I have $50,000 saved and I'm paying $760 on rent right now. All my relatives are telling me to get a mortgage so I don't "throw money away on rent", but I just don't like the idea of getting in debt and not being able to move any time soon. I'm 28 and I don't have kids or a girlfriend, so I can do whatever I want.

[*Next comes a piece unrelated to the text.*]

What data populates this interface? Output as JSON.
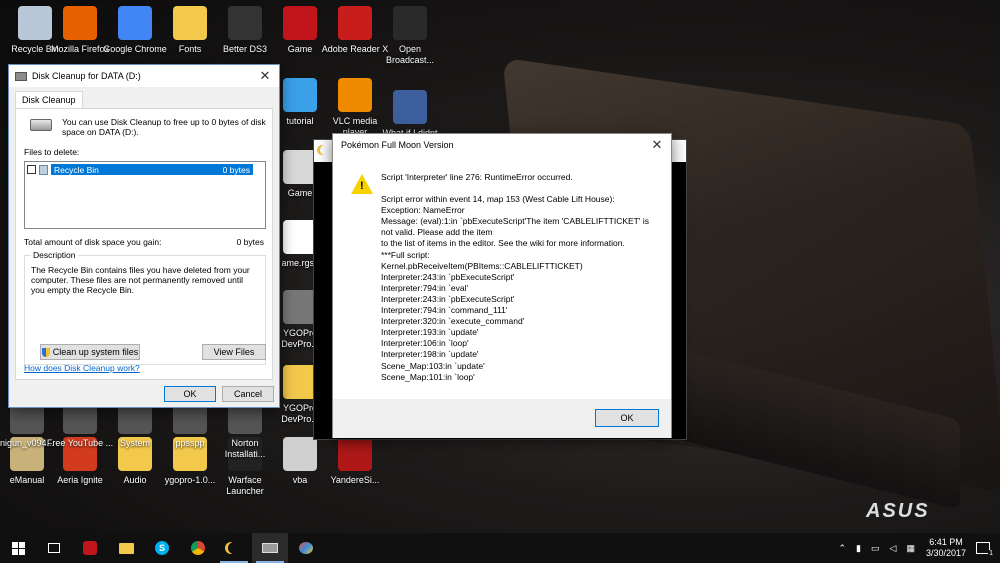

So which one is better, in terms of building wealth:
Buy a small property (retail or industrial) for $50,000 in cash, that I can rent out for $300/mo, or around $275/mo net. That's 6.6% ROI, not counting the asset appreciation (which is around 3% per year on average for the past 50 years or so?). Also debt free. As additional benefits here - can I use that property to get a loan for another real estate? Or is that not how loans work?
Summary:
- $275/mo - rent from new property
- $125/mo - property appreciation (am I calculating this correctly? seems way too much - 50000*0.03/12=125)
- -$760/mo - my rent
TOTAL:
-$360/mo
Get a mortgage so I don't "throw my money away on rent":
- I go in debt for 20 years
- $50,000 down payment
- Property costs $150,000, I borrow $110,000 and end up paying $175,000. $225,000 including the down payment.
- $663/mo mortgage
Summary:
- -$663/mo - mortgage
- -$100/mo - property taxes, maintenance
- $414/mo - equity (663*(110000/175000)=414 is that correct?)
TOTAL:
-$349/mo
From those rough calculations it seems that my cash flow will be surprisingly similar, but I'm not sure how both options will affect my net worth in 10/20/30 years?
Also which option will put me in a better position RIGHT NOW to get into real estate investing?